A friend of mine who is jobless and homeless is currently traveling around the country on a quest to start legislation to help young adult cancer patients. I'm fascinated with his story because people who know him and follow him are strongly divided in their opinion of what he's doing. Some people support him. Some tell him to stop asking for donations and get a job. And throughout all of this, this guy keeps going and going, and is slowly making progress. I myself would have quit long ago, and I think most of the people I know would have to. So, this guy fascinates me.
But when I bounced this podcast idea off another friend of mine last night, his reaction was unfavorable. While there were other parts of his argument, he also noted that this guy should not rely on donations and pick himself up by the bootstraps, so to speak. I agreed with him on this point, noting that if I ever found myself out on the streets, I'd immediately work to get myself back off said streets.
But then, on a long drive earlier tonight, I listened to Radiolab's podcast episode covering On the Media's series on media myths surrounding poverty. These five episodes, of which I've only heard a sample of so far, examines various assumptions we have about the poor. There were two points that hit me with regards to the "get a job" / "bootstraps" argument.
The first is that poverty is extremely difficult to move out of, at least in our country, because it is expensive to be poor in the first place.
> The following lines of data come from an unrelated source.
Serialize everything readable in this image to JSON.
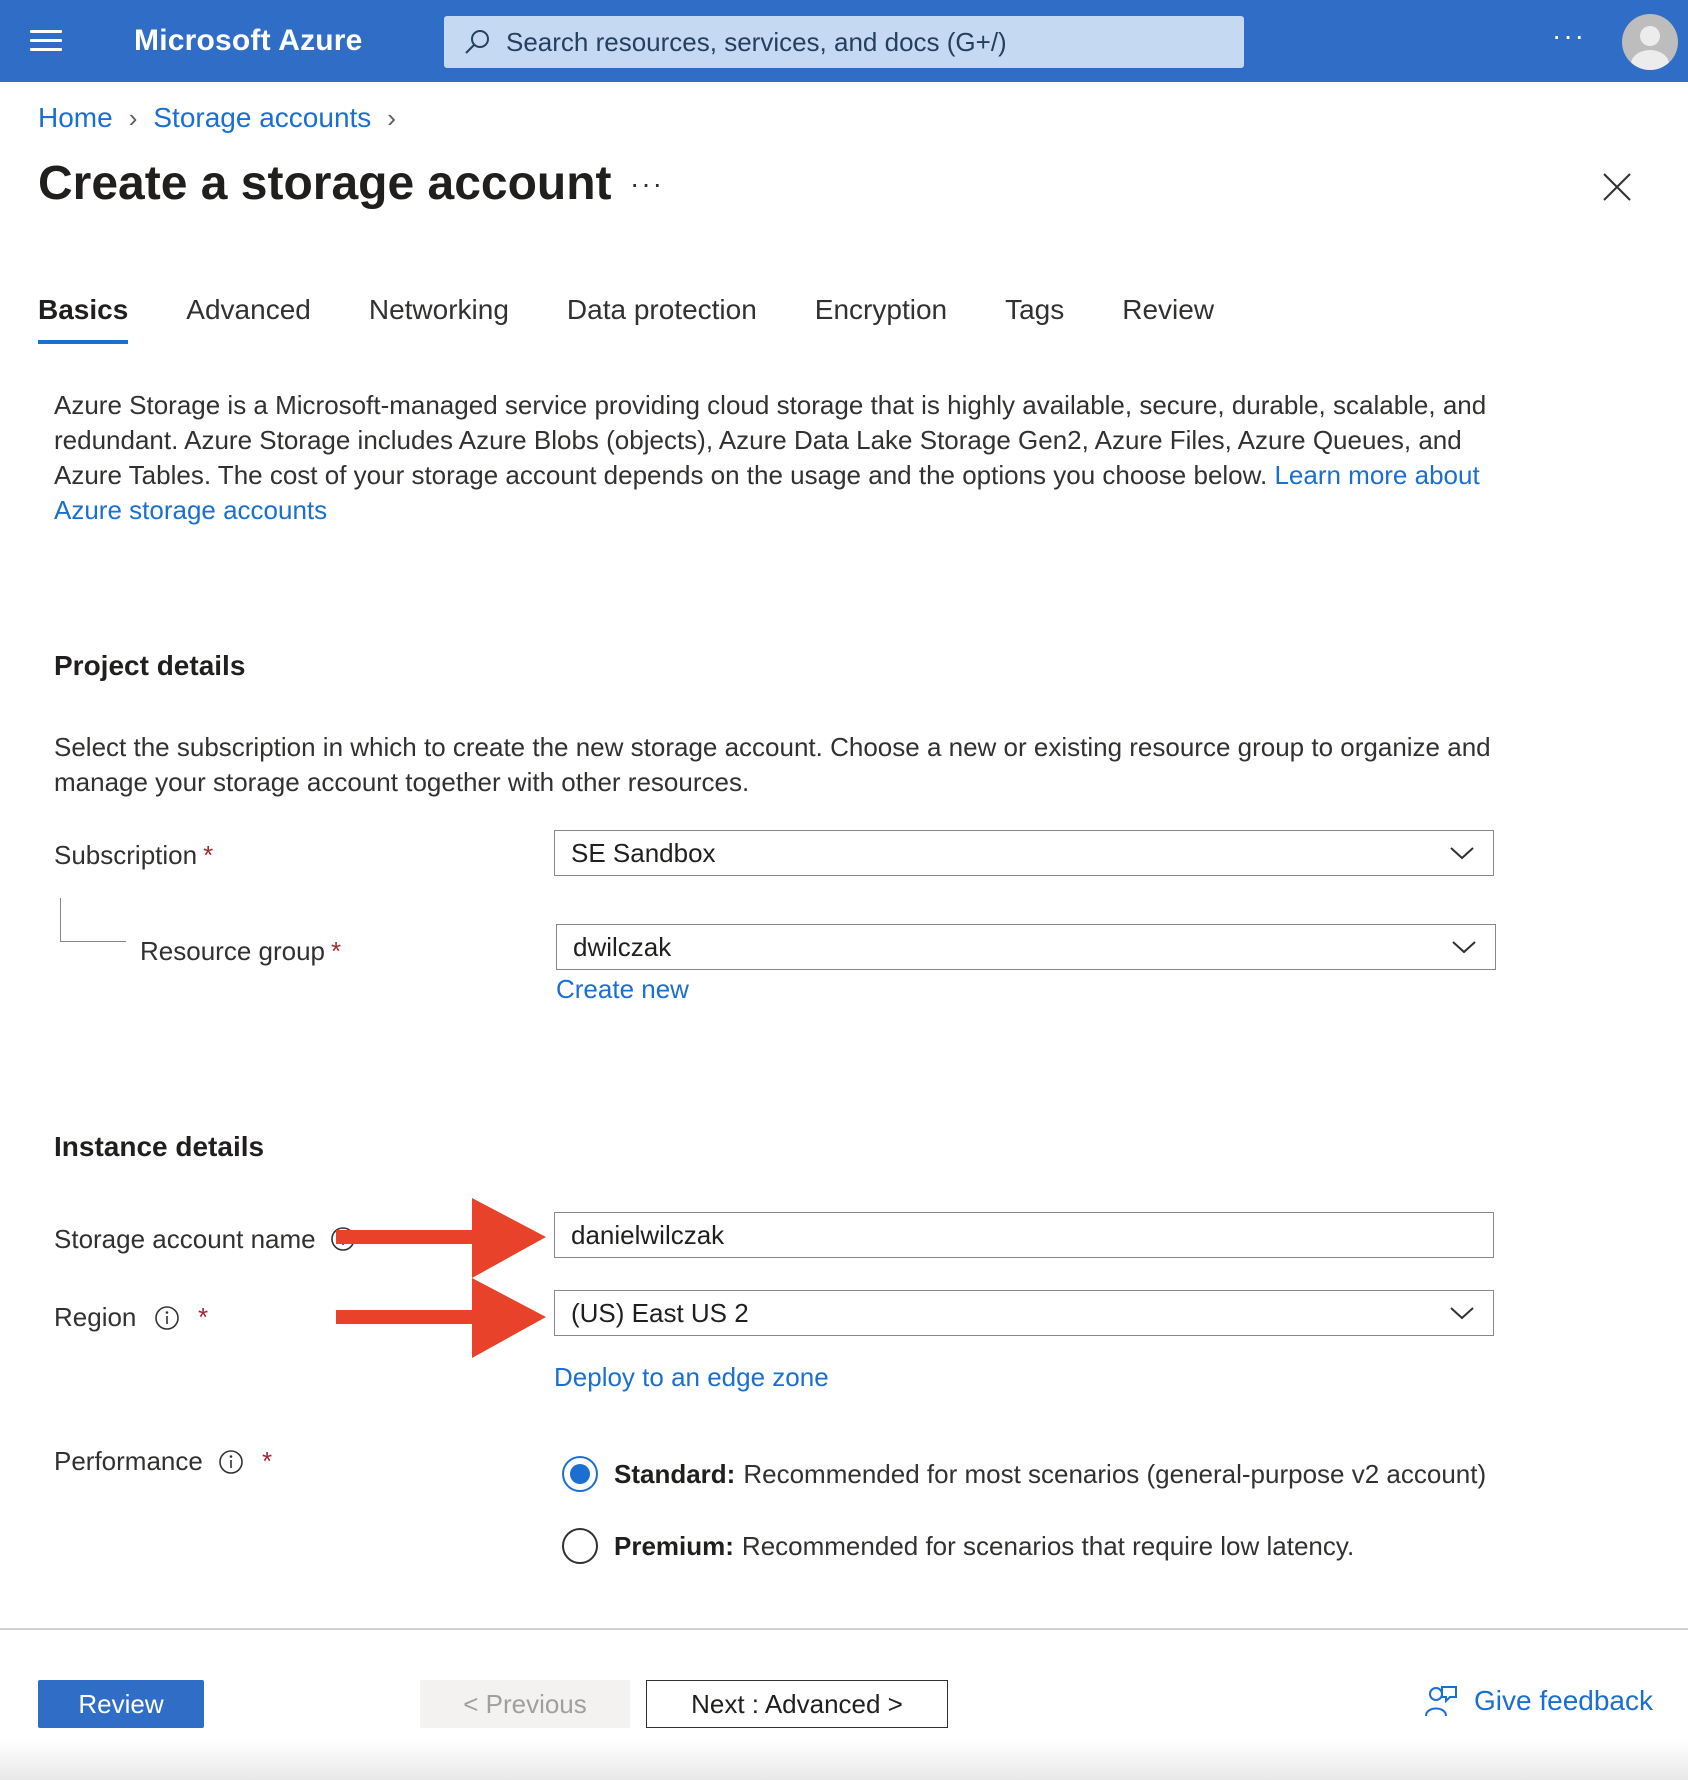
{
  "topbar": {
    "brand": "Microsoft Azure",
    "search_placeholder": "Search resources, services, and docs (G+/)",
    "more": "···"
  },
  "breadcrumb": [
    {
      "label": "Home"
    },
    {
      "label": "Storage accounts"
    }
  ],
  "page": {
    "title": "Create a storage account",
    "more": "···"
  },
  "tabs": [
    {
      "label": "Basics",
      "active": true
    },
    {
      "label": "Advanced"
    },
    {
      "label": "Networking"
    },
    {
      "label": "Data protection"
    },
    {
      "label": "Encryption"
    },
    {
      "label": "Tags"
    },
    {
      "label": "Review"
    }
  ],
  "intro": {
    "text": "Azure Storage is a Microsoft-managed service providing cloud storage that is highly available, secure, durable, scalable, and redundant. Azure Storage includes Azure Blobs (objects), Azure Data Lake Storage Gen2, Azure Files, Azure Queues, and Azure Tables. The cost of your storage account depends on the usage and the options you choose below.",
    "link": "Learn more about Azure storage accounts"
  },
  "project": {
    "title": "Project details",
    "description": "Select the subscription in which to create the new storage account. Choose a new or existing resource group to organize and manage your storage account together with other resources.",
    "subscription_label": "Subscription",
    "subscription_value": "SE Sandbox",
    "resource_group_label": "Resource group",
    "resource_group_value": "dwilczak",
    "create_new": "Create new",
    "required_mark": "*"
  },
  "instance": {
    "title": "Instance details",
    "name_label": "Storage account name",
    "name_value": "danielwilczak",
    "region_label": "Region",
    "region_value": "(US) East US 2",
    "edge_zone_link": "Deploy to an edge zone",
    "performance_label": "Performance",
    "required_mark": "*",
    "performance_options": [
      {
        "name": "Standard:",
        "desc": "Recommended for most scenarios (general-purpose v2 account)",
        "checked": true
      },
      {
        "name": "Premium:",
        "desc": "Recommended for scenarios that require low latency.",
        "checked": false
      }
    ]
  },
  "footer": {
    "review": "Review",
    "previous": "< Previous",
    "next": "Next : Advanced >",
    "feedback": "Give feedback"
  },
  "colors": {
    "brand_blue": "#2f6dc7",
    "link_blue": "#1a6fd0",
    "arrow_red": "#e8432a",
    "required_red": "#a4262c"
  }
}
As James Baldwin noted, "Anyone who has ever struggled with poverty knows how extremely expensive it is to be poor." Finding examples of this should be easy to do with some simple Google search, so I'll let you do that as a homework assignment.
The second point is that pulling oneself up by one's bootstraps is only valid if someone actually has the proverbial pair of boots to begin with. Using myself as an example, if I were to somehow end up on the streets, I've got a slew of family and friends to help me out. I've got a full wardrobe and a car to find a new job with. I have a masters degree to fall back on. I have the color of my skin and a lifetime watching PBS to help me get in doors. Don't buy it? Go ask the Reverend Dr. Martin Jr. King, Jr about it.
I'm not sure at this point what the above info means towards this particular episode idea, or how I'd approach this friend of mine. But I do appreciate how working on Random Waves has got me thinking about issues like this. We are nothing if we stop learning and growing.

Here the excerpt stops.